Мы постепенно расстаёмся с традиционным образом Грузии и грузина в кино. Мы — те, кто не грузины, — расстаемся с ним не без тайного сожаления и печали. Всякий раз, когда на экране возникает титр «Грузия-фильм», по старой, въевшейся в поры привычке, так и ждешь поэтичных красот благодатной земли, шумных, суетливых, но по-домашнему уютных городских пейзажей, а также рыцарственных, свято чтущих дедовские кодексы чести, чистых душою и мужественных людей. Ожидания перестали сбываться.
Грузинский кинематограф отрезвел, отвердел, приобрел черты новой суровости. Не суровости прекрасных лиц или суровости величественных красот; суровости нравственной самооценки, которая нелегко дается и нелегко принимается. Представьте себе Ноев ковчег. Притом не с достаточно определенного момента отплытия, когда все стабилизировалось, улеглось, когда избранные — избраны, когда «всякой твари по паре» вычленено из толпы страждущих. Нет, представьте себе эту компанию, поджидающую ковчег — запаздывающий и вообще неизвестно еще, существующий ли, когда вода все подступает и подступает.

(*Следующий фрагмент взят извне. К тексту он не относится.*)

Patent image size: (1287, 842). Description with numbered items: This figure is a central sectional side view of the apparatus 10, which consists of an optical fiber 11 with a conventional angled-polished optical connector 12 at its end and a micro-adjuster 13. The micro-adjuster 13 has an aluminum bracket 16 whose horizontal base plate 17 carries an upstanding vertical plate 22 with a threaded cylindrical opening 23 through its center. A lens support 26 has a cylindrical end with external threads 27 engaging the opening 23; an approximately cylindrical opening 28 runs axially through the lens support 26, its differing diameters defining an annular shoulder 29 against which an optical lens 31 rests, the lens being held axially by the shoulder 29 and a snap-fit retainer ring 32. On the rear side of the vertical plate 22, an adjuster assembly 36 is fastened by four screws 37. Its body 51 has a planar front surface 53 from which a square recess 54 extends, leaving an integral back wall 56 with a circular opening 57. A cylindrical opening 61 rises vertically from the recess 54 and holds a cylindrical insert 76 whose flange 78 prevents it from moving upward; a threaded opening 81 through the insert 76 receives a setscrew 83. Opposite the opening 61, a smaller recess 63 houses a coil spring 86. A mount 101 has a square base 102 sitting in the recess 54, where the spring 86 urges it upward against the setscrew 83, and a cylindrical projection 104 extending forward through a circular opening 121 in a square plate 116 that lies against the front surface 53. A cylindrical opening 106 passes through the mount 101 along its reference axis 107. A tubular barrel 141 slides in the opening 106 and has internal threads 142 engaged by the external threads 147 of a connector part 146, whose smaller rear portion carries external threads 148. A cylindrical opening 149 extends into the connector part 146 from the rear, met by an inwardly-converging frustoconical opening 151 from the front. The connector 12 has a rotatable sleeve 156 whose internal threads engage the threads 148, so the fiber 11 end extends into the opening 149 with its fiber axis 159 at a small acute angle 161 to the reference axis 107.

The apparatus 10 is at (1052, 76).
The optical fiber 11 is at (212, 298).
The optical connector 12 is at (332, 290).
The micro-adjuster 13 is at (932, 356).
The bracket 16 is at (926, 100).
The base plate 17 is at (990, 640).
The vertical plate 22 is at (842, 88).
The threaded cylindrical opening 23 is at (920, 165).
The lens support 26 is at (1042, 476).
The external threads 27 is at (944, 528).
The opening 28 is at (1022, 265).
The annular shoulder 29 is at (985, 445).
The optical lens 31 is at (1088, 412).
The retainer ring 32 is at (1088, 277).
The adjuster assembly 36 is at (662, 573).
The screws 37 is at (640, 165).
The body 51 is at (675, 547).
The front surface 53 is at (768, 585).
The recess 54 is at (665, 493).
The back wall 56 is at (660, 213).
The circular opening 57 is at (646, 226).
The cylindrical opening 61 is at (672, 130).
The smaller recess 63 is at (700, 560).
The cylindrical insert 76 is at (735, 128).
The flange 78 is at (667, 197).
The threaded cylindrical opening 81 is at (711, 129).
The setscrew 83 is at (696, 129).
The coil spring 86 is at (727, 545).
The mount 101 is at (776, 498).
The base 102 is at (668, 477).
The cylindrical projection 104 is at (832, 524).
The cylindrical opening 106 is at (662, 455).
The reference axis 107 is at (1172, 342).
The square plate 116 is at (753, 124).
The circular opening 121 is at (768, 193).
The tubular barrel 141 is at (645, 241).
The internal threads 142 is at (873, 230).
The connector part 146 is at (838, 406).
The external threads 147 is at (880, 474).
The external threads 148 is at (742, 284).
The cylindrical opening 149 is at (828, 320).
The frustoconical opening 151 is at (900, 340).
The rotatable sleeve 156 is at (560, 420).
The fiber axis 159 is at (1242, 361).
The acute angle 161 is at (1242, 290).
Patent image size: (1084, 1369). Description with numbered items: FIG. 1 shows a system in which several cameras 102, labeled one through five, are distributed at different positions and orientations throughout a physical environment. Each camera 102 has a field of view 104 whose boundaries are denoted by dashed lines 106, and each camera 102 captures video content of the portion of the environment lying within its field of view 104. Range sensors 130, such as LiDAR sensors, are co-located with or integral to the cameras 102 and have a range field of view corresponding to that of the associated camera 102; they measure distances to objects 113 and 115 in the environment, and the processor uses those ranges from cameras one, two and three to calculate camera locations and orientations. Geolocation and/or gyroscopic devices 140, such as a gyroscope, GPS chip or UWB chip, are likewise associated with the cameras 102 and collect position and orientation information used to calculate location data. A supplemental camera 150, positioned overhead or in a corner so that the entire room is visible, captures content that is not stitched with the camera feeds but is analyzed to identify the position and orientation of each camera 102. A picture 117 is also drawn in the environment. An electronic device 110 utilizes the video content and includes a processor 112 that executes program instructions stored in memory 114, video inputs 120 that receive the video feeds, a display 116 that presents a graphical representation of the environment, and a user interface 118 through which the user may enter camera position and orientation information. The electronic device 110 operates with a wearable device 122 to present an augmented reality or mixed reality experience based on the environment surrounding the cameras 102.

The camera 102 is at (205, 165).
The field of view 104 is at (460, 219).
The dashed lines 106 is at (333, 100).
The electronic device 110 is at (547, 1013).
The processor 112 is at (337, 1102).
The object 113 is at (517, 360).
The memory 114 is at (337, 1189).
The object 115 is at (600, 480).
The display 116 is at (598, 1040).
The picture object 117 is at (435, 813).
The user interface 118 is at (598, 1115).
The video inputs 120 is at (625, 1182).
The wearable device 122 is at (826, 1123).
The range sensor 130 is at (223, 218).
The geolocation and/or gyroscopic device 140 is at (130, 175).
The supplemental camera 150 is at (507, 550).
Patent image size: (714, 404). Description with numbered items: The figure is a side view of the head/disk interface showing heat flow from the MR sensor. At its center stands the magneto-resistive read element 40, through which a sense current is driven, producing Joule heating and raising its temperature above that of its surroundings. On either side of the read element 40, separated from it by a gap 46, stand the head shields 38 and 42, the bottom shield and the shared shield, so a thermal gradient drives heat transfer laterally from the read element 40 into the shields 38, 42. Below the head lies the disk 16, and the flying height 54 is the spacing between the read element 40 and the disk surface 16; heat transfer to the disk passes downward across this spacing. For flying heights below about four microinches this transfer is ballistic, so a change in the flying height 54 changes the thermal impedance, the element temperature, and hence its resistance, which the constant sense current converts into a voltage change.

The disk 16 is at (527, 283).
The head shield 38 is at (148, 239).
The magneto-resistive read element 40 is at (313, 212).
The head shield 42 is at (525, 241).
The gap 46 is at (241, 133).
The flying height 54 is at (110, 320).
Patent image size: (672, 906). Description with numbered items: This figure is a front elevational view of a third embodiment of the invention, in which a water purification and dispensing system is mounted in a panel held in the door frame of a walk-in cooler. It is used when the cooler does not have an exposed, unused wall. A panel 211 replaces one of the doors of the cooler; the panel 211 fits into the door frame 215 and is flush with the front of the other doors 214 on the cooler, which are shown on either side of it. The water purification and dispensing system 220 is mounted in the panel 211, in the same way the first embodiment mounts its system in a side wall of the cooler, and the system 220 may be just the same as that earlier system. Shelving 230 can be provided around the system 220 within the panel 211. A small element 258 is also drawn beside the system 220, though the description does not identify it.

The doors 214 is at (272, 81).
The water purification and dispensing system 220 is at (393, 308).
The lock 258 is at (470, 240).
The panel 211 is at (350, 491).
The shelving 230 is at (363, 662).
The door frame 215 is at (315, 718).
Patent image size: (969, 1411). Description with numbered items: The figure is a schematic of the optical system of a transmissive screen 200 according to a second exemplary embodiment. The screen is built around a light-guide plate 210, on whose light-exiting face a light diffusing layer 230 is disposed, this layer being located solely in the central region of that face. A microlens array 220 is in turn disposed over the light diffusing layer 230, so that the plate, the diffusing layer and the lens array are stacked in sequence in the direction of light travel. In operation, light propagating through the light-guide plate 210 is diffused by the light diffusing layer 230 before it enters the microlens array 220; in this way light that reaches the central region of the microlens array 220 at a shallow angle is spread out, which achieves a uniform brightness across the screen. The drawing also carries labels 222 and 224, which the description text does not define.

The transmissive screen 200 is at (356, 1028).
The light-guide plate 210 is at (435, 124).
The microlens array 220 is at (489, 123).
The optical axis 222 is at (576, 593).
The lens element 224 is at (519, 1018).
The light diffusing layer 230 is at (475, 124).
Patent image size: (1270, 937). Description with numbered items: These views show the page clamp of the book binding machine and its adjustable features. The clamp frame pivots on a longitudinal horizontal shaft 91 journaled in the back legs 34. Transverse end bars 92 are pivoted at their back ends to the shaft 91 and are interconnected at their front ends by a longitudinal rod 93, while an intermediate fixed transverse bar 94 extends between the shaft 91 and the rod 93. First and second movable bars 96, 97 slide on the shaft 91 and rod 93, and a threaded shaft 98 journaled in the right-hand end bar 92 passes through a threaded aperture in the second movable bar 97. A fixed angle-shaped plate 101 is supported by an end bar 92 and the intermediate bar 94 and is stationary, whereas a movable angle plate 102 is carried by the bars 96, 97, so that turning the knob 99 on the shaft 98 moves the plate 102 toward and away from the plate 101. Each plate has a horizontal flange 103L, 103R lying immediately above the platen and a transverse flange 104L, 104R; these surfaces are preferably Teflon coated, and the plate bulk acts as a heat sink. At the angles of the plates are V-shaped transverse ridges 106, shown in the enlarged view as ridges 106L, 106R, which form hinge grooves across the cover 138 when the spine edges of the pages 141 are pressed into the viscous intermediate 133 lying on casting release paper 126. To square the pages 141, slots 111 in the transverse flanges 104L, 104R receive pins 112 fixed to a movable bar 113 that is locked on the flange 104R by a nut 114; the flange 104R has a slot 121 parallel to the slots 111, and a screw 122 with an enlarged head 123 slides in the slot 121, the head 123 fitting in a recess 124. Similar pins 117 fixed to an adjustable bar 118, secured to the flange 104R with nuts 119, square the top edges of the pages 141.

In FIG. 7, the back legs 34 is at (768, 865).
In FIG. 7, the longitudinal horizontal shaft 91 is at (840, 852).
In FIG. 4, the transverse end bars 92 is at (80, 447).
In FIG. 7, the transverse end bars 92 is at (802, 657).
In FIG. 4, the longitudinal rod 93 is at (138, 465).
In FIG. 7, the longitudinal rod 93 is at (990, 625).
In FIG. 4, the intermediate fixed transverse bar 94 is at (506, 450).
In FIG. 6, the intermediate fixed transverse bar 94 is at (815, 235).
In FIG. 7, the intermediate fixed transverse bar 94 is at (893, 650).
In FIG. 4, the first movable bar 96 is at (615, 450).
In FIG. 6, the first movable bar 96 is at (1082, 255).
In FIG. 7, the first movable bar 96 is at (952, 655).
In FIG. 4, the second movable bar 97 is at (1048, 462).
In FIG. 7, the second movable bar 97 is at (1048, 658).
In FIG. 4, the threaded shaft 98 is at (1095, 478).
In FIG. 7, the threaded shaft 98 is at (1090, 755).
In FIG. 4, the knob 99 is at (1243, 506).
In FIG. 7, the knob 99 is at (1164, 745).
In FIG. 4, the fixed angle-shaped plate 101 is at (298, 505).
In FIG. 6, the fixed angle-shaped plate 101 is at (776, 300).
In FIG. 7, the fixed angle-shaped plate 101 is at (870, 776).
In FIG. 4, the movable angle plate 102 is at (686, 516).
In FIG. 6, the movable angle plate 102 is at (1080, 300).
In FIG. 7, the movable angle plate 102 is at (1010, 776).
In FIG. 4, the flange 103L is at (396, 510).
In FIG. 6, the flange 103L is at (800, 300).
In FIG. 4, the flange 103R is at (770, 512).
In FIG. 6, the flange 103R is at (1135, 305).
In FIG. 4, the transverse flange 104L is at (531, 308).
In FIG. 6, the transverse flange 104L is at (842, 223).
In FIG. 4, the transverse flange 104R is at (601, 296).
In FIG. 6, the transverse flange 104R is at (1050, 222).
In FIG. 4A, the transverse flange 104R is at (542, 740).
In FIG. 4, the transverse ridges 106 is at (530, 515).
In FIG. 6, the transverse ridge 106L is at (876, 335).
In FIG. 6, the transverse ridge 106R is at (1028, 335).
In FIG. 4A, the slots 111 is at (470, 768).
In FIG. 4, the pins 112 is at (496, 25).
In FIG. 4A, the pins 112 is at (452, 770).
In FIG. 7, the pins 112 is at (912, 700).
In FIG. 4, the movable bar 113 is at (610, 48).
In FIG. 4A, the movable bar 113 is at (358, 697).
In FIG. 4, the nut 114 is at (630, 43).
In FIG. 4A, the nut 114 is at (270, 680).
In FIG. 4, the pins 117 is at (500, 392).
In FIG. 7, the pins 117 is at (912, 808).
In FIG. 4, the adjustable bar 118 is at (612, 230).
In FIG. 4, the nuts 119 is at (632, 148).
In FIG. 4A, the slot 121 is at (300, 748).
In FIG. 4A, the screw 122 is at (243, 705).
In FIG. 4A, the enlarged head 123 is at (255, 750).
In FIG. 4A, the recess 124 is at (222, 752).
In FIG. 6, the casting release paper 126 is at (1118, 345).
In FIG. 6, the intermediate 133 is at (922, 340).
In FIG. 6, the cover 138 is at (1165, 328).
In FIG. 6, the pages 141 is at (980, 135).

Представьте себе это, и вы поймете, почему так особо, так специально мучителен длинный зачин фильма Резо Эсадзе «Нейлоновая елка». В предновогоднем томлении топчутся на недостроенной автобусной станции люди, ожидающие автобуса, который отвезет их к Новому году домой. Здесь есть те, кто был в городе по своим разнообразным делам и торопится вернуться к празднику, и записные горожане, которых зовет в праздничное тепло отчий дом в деревне, и те, кто просто должен «отбыть новогоднюю повинность» в кругу родственников. Главное — Новый год на носу, а автобуса все нет. Постепенно вырисовываются сферы единения и разобщения в этой пестрой, разрастающейся толпе будущих пассажиров.